When I began my work as a pediatric chaplain I was astonished to learn that there was only one religious service offered each year--Ash Wednesday. The Roman Catholic priest who served the hospital explained that other services had been attempted but Ash Wednesday was the only service that people actually showed up for.
I was somewhat incredulous. No Christmas? No Easter? Just Ash Wednesday?
And, believe it or not, it was quite literally the best attended Ash Wednesday liturgy I have ever experienced. Hundreds of people came--patients, families, staff. Those who could not attend the noon day service knew that we would come to each floor of the hospital carrying our ashes and inscribe a dusty cross upon anyone who requested one.
I was literally stopped in the hallway again and again. Do you have ashes? Do you have ashes? Can we still get ashes?
Yes. Yes. And, yes.
“Remember that you are dust and to dust you shall return” as I carefully swept my thumb down and then across the solemnly presented forehead.
That was it. A liturgy consisting of a mere 11 words and a single liturgical action.
It could have felt out of context. It could have felt like a mechanical action devoid of meaning. But, it didn’t.
The context was a place which averaged two deaths a week. The action was each pulse of an artery, every IV placed, the sweep of mops, and every carefully inscribed note in medical charts heavier than the lives they chronicled. The liturgy of breath and hope, of death and resurrection.
Is it any wonder then that nurses would crowd around as I carried my small pouch of ashes?
Each to each and one by one. In a hospital containing thousands, the only ministry that day, barring emergencies, was the administration of the ashes.
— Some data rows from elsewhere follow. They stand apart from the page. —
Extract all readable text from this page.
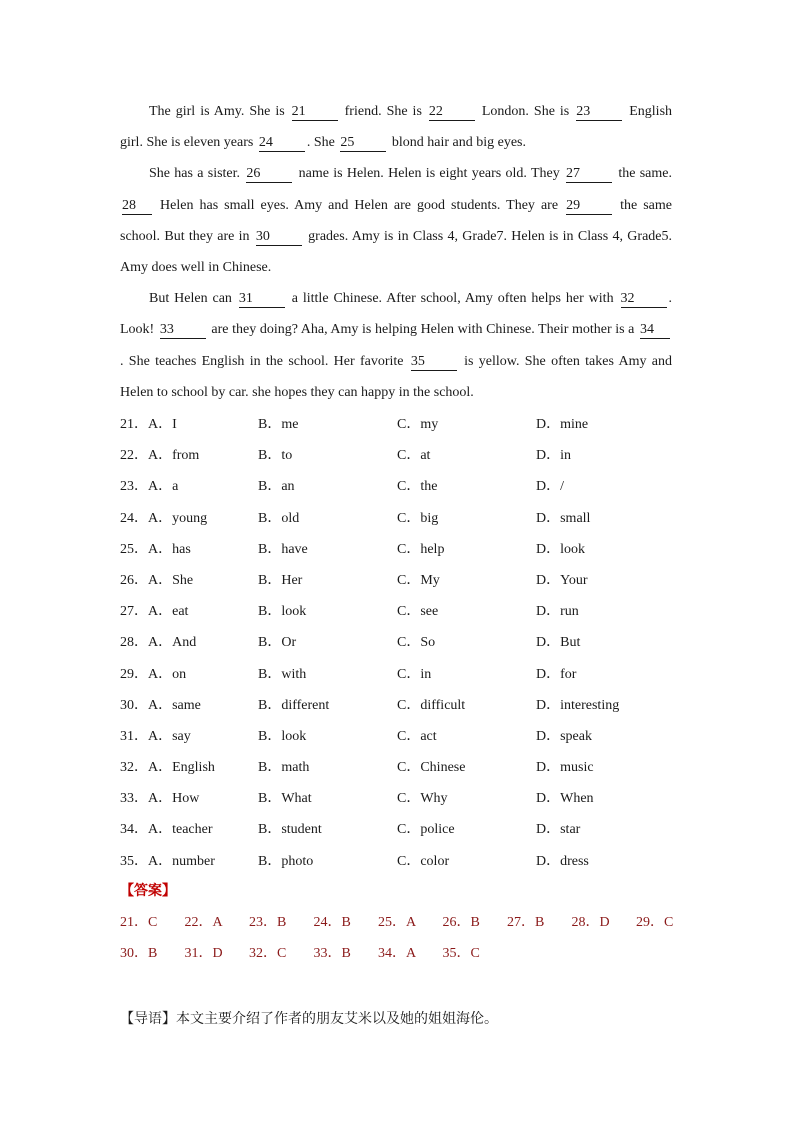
The girl is Amy. She is 21 friend. She is 22 London. She is 23 English girl. She is eleven years 24 . She 25 blond hair and big eyes.

She has a sister. 26 name is Helen. Helen is eight years old. They 27 the same. 28 Helen has small eyes. Amy and Helen are good students. They are 29 the same school. But they are in 30 grades. Amy is in Class 4, Grade7. Helen is in Class 4, Grade5. Amy does well in Chinese.

But Helen can 31 a little Chinese. After school, Amy often helps her with 32 . Look! 33 are they doing? Aha, Amy is helping Helen with Chinese. Their mother is a 34. She teaches English in the school. Her favorite 35 is yellow. She often takes Amy and Helen to school by car. she hopes they can happy in the school.

21．A．I	B．me	C．my	D．mine
22．A．from	B．to	C．at	D．in
23．A．a	B．an	C．the	D．/
24．A．young	B．old	C．big	D．small
25．A．has	B．have	C．help	D．look
26．A．She	B．Her	C．My	D．Your
27．A．eat	B．look	C．see	D．run
28．A．And	B．Or	C．So	D．But
29．A．on	B．with	C．in	D．for
30．A．same	B．different	C．difficult	D．interesting
31．A．say	B．look	C．act	D．speak
32．A．English	B．math	C．Chinese	D．music
33．A．How	B．What	C．Why	D．When
34．A．teacher	B．student	C．police	D．star
35．A．number	B．photo	C．color	D．dress
【答案】
21．C 22．A 23．B 24．B 25．A 26．B 27．B 28．D 29．C
30．B 31．D 32．C 33．B 34．A 35．C
【导语】本文主要介绍了作者的朋友艾米以及她的姐姐海伦。
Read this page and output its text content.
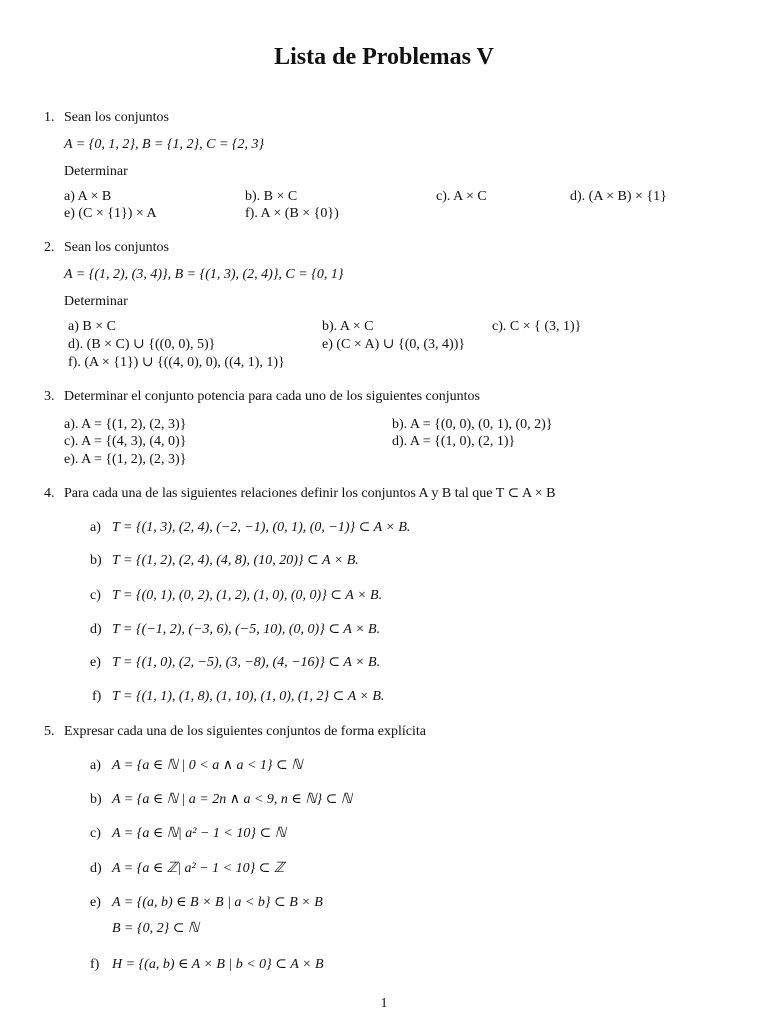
Lista de Problemas V
1. Sean los conjuntos
A = {0, 1, 2}, B = {1, 2}, C = {2, 3}
Determinar
a) A × B	b). B × C	c). A × C	d). (A × B) × {1}
e) (C × {1}) × A	f). A × (B × {0})
2. Sean los conjuntos
A = {(1, 2), (3, 4)}, B = {(1, 3), (2, 4)}, C = {0, 1}
Determinar
a) B × C	b). A × C	c). C × { (3, 1)}
d). (B × C) ∪ {((0, 0), 5)}	e) (C × A) ∪ {(0, (3, 4))}
f). (A × {1}) ∪ {((4, 0), 0), ((4, 1), 1)}
3. Determinar el conjunto potencia para cada uno de los siguientes conjuntos
a). A = {(1, 2), (2, 3)}	b). A = {(0, 0), (0, 1), (0, 2)}
c). A = {(4, 3), (4, 0)}	d). A = {(1, 0), (2, 1)}
e). A = {(1, 2), (2, 3)}
4. Para cada una de las siguientes relaciones definir los conjuntos A y B tal que T ⊂ A × B
a) T = {(1, 3), (2, 4), (−2, −1), (0, 1), (0, −1)} ⊂ A × B.
b) T = {(1, 2), (2, 4), (4, 8), (10, 20)} ⊂ A × B.
c) T = {(0, 1), (0, 2), (1, 2), (1, 0), (0, 0)} ⊂ A × B.
d) T = {(−1, 2), (−3, 6), (−5, 10), (0, 0)} ⊂ A × B.
e) T = {(1, 0), (2, −5), (3, −8), (4, −16)} ⊂ A × B.
f) T = {(1, 1), (1, 8), (1, 10), (1, 0), (1, 2} ⊂ A × B.
5. Expresar cada una de los siguientes conjuntos de forma explícita
a) A = {a ∈ ℕ | 0 < a ∧ a < 1} ⊂ ℕ
b) A = {a ∈ ℕ | a = 2n ∧ a < 9, n ∈ ℕ} ⊂ ℕ
c) A = {a ∈ ℕ| a² − 1 < 10} ⊂ ℕ
d) A = {a ∈ ℤ| a² − 1 < 10} ⊂ ℤ
e) A = {(a, b) ∈ B × B | a < b} ⊂ B × B
B = {0, 2} ⊂ ℕ
f) H = {(a, b) ∈ A × B | b < 0} ⊂ A × B
1
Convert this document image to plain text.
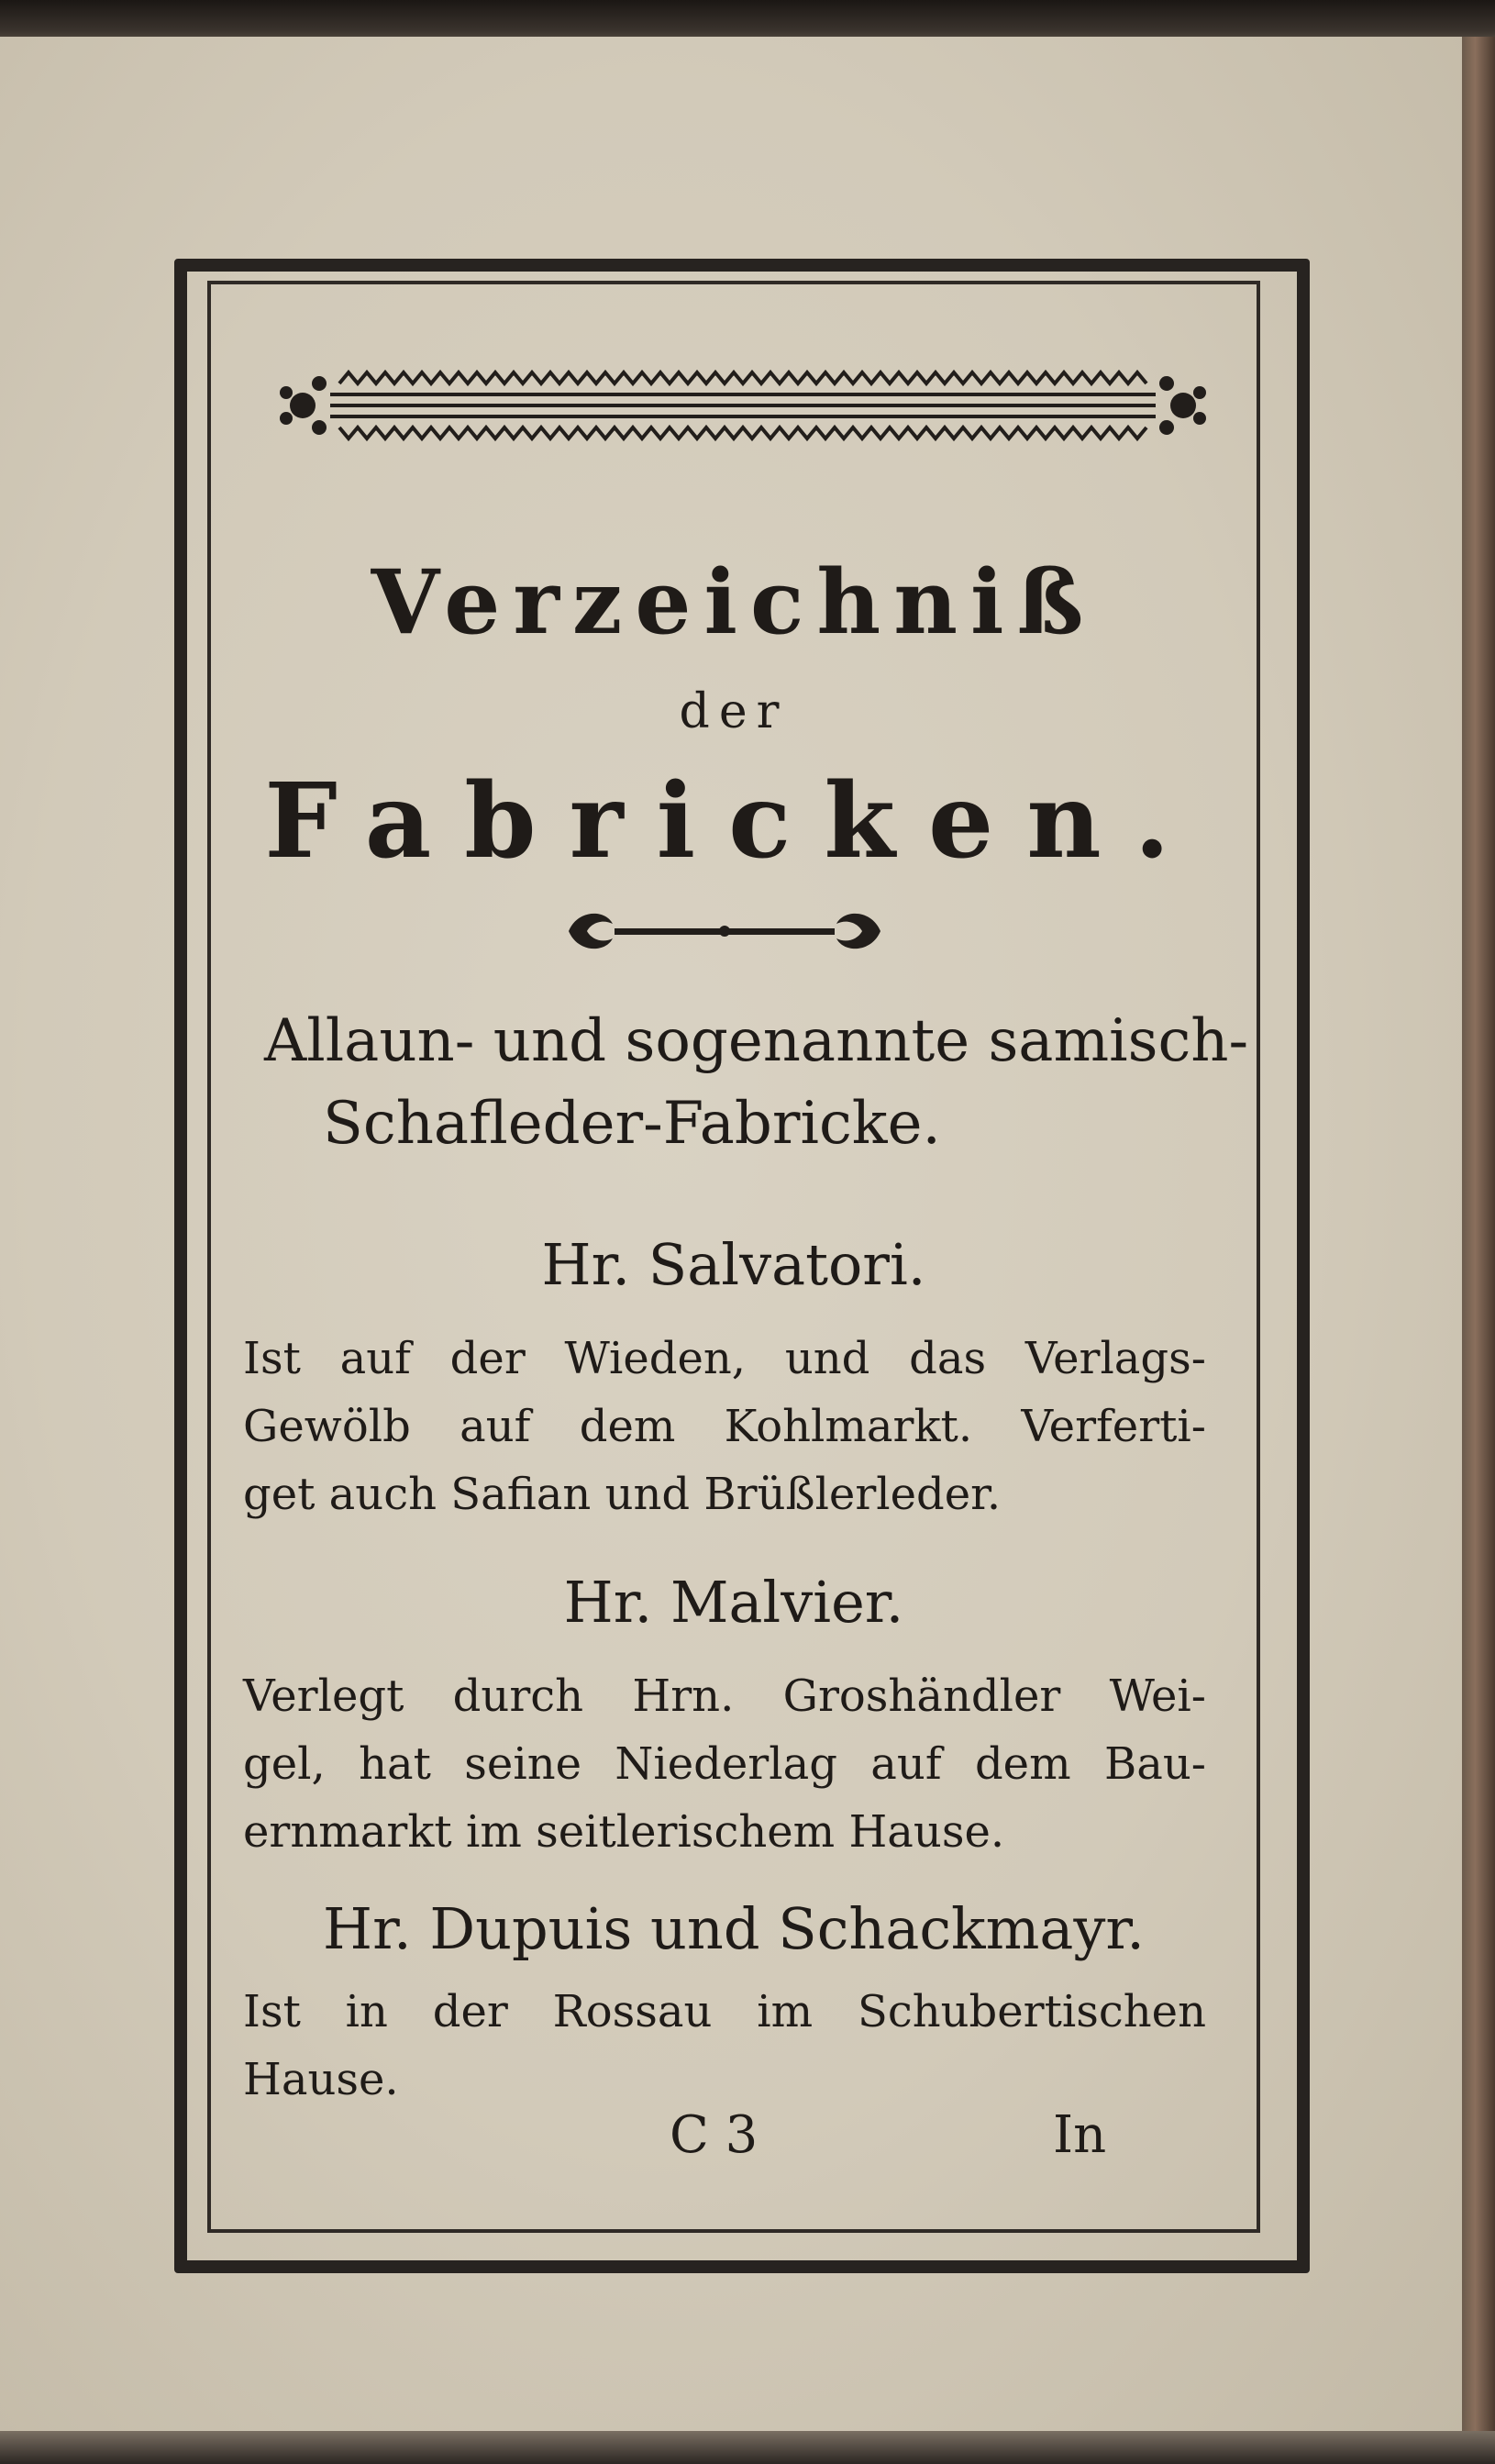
Verzeichniß
der
Fabricken.
Allaun- und sogenannte samisch-
Schafleder-Fabricke.
Hr. Salvatori.
Ist auf der Wieden, und das Verlags-
Gewölb auf dem Kohlmarkt. Verferti-
get auch Safian und Brüßlerleder.
Hr. Malvier.
Verlegt durch Hrn. Groshändler Wei-
gel, hat seine Niederlag auf dem Bau-
ernmarkt im seitlerischem Hause.
Hr. Dupuis und Schackmayr.
Ist in der Rossau im Schubertischen
Hause.
C 3	In
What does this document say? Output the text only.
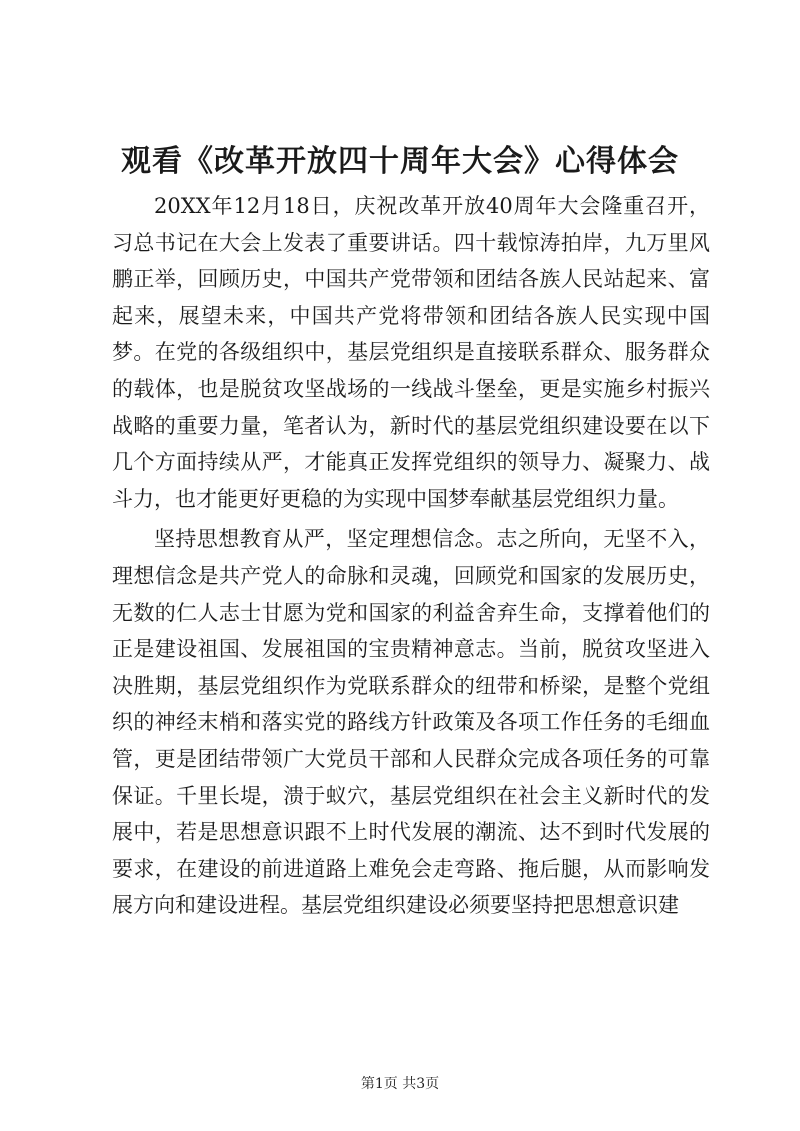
观看《改革开放四十周年大会》心得体会

20XX年12月18日，庆祝改革开放40周年大会隆重召开，习总书记在大会上发表了重要讲话。四十载惊涛拍岸，九万里风鹏正举，回顾历史，中国共产党带领和团结各族人民站起来、富起来，展望未来，中国共产党将带领和团结各族人民实现中国梦。在党的各级组织中，基层党组织是直接联系群众、服务群众的载体，也是脱贫攻坚战场的一线战斗堡垒，更是实施乡村振兴战略的重要力量，笔者认为，新时代的基层党组织建设要在以下几个方面持续从严，才能真正发挥党组织的领导力、凝聚力、战斗力，也才能更好更稳的为实现中国梦奉献基层党组织力量。

坚持思想教育从严，坚定理想信念。志之所向，无坚不入，理想信念是共产党人的命脉和灵魂，回顾党和国家的发展历史，无数的仁人志士甘愿为党和国家的利益舍弃生命，支撑着他们的正是建设祖国、发展祖国的宝贵精神意志。当前，脱贫攻坚进入决胜期，基层党组织作为党联系群众的纽带和桥梁，是整个党组织的神经末梢和落实党的路线方针政策及各项工作任务的毛细血管，更是团结带领广大党员干部和人民群众完成各项任务的可靠保证。千里长堤，溃于蚁穴，基层党组织在社会主义新时代的发展中，若是思想意识跟不上时代发展的潮流、达不到时代发展的要求，在建设的前进道路上难免会走弯路、拖后腿，从而影响发展方向和建设进程。基层党组织建设必须要坚持把思想意识建

第1页 共3页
I have long imagined that part of the inspiration to receive ashes in this setting was the desire to be reminded that death does not win, that there is something more and greater. That when providers are faced with the reality that not all lives can be saved they might be reminded that we all face the same limits of our mortality. There are times when breath cannot be breathed back into the body and I imagined that the ashes served as a reminder of God’s care when those we have loved or served move beyond our care.
From dust to birth, from birth to life, from life to dust.
We could stop here, we could sit with that truth of dustness of ashness of the reality that we come of the earth and return to the earth and that those we do not leave will leave us.
But, that’s not the end of the story.
Because those ashes trace the same line as the chrism of our baptism. The oil traced in cruciform and the ashy remnants of our celebration cannot be separated. Life and death juxtaposed in the creases and wrinkles and pores of our foreheads.
Ashes and oil, oil and ashes. The themes of baptism and Ash Wednesday intermingle--restoration, reconciliation, community. We are the household of God, and, in wearing these ashes, we are called to remember the mandate that concludes the baptismal liturgy
“We receive you into the household of God. Confess the faith
of Christ crucified, proclaim his resurrection, and share with
us in his eternal priesthood.”
of Christ crucified, proclaim his resurrection, and share with
us in his eternal priesthood.”
There is work to be done.
And thus, in this moment, I imagine something new. Those nurses, those doctors, the staff, the patients and the families. They carried their ashes amongst the tiny inhabitants of the neonatal intensive care unit, they pulled down surgical caps, adjusted wires and tubing, soothed and comforted, listened and worked. Those who bore ashes stood watching and waiting and weeping. The quick anointing with earth in the rush of the hallway became a reminder of their calling. Those ashes were ashes of new life, ashes of promise and of hope.
In the hospital, there were hundreds carrying those ashes--and now I see more clearly that in the cross they carried, they shared in the eternal priesthood, shared in joy and sorrow, shared the burden, shared the pain and shared the hope. In those ashes there was the reminder that we may have nothing but we possess everything.
We possess everything, we have all that we need, and we do not stand alone.
Do you believe it? Do you believe that the ashes can make us whole?
Blow the trumpet in Zion; sanctify a fast; call a solemn assembly; gather the people. Sanctify the congregation; assemble the aged; gather the children, even infants at the breast.
There is work to be done and we shall do it together.